On July 15, a series of high-profile Twitter accounts, including those belonging to Barack Obama, Kim Kardashian, Elon Musk, Apple and Jeff Bezos, were compromised and used to spread a cryptocurrency scam across the platform.
Such scams are nothing new, but the sheer scale of this one was staggering.
Twitter called it a "coordinated social engineering attack," and explained that the culprits had "targeted a small number of employees through a phone spear-phishing attack.
"This attack relied on a significant and concerted attempt to mislead certain employees and exploit human vulnerabilities to gain access to our internal systems."
130 Twitter accounts were targeted and the attackers managed to reset the password of 45 of these and send tweets from them.
Of further concern was the revelation that for "up to eight of the Twitter accounts involved, the attackers took the additional step of downloading the account's information," by using Twitter's "Your Twitter Data" tool.
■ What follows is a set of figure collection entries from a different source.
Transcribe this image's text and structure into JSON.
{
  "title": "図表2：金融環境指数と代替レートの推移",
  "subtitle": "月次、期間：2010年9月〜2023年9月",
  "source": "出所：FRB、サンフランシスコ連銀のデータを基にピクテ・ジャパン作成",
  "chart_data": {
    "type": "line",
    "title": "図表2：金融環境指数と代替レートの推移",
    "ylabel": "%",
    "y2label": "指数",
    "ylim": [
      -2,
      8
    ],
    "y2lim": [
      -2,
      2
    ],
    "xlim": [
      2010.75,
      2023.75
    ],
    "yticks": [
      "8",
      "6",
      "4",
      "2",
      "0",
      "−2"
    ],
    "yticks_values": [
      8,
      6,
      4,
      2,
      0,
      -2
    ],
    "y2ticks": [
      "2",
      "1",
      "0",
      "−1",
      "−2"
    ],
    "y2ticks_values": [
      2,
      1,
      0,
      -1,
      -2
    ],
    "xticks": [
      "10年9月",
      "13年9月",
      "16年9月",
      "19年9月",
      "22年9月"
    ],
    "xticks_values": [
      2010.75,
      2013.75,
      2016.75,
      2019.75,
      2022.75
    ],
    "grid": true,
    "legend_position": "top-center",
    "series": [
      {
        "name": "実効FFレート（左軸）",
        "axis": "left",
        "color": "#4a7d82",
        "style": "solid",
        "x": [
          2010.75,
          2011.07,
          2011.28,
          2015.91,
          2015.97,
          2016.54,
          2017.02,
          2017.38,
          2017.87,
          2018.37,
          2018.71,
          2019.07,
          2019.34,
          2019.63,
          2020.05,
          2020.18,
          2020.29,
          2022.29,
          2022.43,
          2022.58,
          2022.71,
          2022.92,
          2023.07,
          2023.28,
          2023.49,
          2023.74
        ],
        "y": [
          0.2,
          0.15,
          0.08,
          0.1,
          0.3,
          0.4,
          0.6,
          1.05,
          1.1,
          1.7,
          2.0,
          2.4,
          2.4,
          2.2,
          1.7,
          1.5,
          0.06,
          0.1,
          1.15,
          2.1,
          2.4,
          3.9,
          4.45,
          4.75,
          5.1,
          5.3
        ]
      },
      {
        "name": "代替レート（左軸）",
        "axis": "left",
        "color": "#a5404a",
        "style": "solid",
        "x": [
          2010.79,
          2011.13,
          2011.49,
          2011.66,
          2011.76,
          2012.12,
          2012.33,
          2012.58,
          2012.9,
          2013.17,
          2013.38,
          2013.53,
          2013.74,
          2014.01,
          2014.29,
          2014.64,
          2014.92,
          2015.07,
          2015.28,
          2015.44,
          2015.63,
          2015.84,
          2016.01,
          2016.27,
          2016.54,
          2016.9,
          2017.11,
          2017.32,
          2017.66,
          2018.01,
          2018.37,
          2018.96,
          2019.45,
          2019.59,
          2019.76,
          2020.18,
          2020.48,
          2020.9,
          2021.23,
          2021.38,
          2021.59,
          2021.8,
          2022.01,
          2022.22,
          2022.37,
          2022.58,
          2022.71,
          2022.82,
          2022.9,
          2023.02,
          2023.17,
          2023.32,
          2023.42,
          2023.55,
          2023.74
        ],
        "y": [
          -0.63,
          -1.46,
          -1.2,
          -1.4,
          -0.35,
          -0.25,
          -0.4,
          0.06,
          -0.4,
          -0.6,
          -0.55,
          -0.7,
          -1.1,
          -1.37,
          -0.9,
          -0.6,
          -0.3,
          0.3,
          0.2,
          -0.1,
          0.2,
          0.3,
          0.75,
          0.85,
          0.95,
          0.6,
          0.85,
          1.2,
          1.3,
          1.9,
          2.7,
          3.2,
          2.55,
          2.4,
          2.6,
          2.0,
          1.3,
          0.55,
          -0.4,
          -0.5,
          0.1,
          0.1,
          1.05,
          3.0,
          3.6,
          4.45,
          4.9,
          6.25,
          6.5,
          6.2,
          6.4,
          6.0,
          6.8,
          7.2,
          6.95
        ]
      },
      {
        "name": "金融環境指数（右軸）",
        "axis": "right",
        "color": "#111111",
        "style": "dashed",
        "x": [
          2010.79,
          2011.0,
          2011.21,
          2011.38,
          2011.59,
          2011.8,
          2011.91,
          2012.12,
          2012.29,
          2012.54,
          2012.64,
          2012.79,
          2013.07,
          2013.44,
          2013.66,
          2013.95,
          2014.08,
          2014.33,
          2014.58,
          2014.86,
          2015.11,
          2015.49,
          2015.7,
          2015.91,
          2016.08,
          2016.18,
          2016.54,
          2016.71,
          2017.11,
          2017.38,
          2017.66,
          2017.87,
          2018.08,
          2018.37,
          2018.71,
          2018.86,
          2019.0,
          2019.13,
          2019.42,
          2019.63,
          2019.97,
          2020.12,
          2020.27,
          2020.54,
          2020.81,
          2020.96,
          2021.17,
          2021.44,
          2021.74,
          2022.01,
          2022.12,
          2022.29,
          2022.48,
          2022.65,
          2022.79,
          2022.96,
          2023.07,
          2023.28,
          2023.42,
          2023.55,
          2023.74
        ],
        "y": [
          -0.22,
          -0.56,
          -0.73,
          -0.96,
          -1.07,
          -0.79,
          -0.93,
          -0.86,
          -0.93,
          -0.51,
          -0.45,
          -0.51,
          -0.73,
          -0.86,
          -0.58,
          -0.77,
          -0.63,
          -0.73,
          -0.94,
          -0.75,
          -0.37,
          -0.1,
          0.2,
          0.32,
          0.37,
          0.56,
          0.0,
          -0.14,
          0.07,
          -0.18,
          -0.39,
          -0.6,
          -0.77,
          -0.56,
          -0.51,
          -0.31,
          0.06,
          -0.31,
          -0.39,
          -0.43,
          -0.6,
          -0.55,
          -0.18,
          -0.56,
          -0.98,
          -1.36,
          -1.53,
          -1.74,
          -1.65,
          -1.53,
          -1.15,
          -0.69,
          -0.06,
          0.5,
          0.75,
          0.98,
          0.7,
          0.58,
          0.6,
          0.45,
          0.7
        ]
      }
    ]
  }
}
The company responded by temporarily limiting a series of account functionalities, including the ability to tweet and reset passwords, but these features were restored shortly after.
However, the site waited until September to bring back the ability for users to download their Twitter data.

How to download your Twitter data
You can download your Twitter data by taking the following steps:
- On the Twitter website, click 'More' in the main menu (to the left of your timeline).
- Select Settings and Privacy > Privacy and Safety > Personalization and data.
- Scroll to the bottom of the page and select "See your Twitter data."
- Enter your password, then click "Request archive."
This treasure trove of information includes your profile information, tweets, direct messages, Moments, media, a list of your followers and the accounts you follow, your address book and, most intriguingly, "interest and demographic information that [Twitter has] inferred about you, information about ads that you've seen or engaged with on Twitter, and more."
You'll receive an email containing a file called "Your Archive" as soon as it's ready.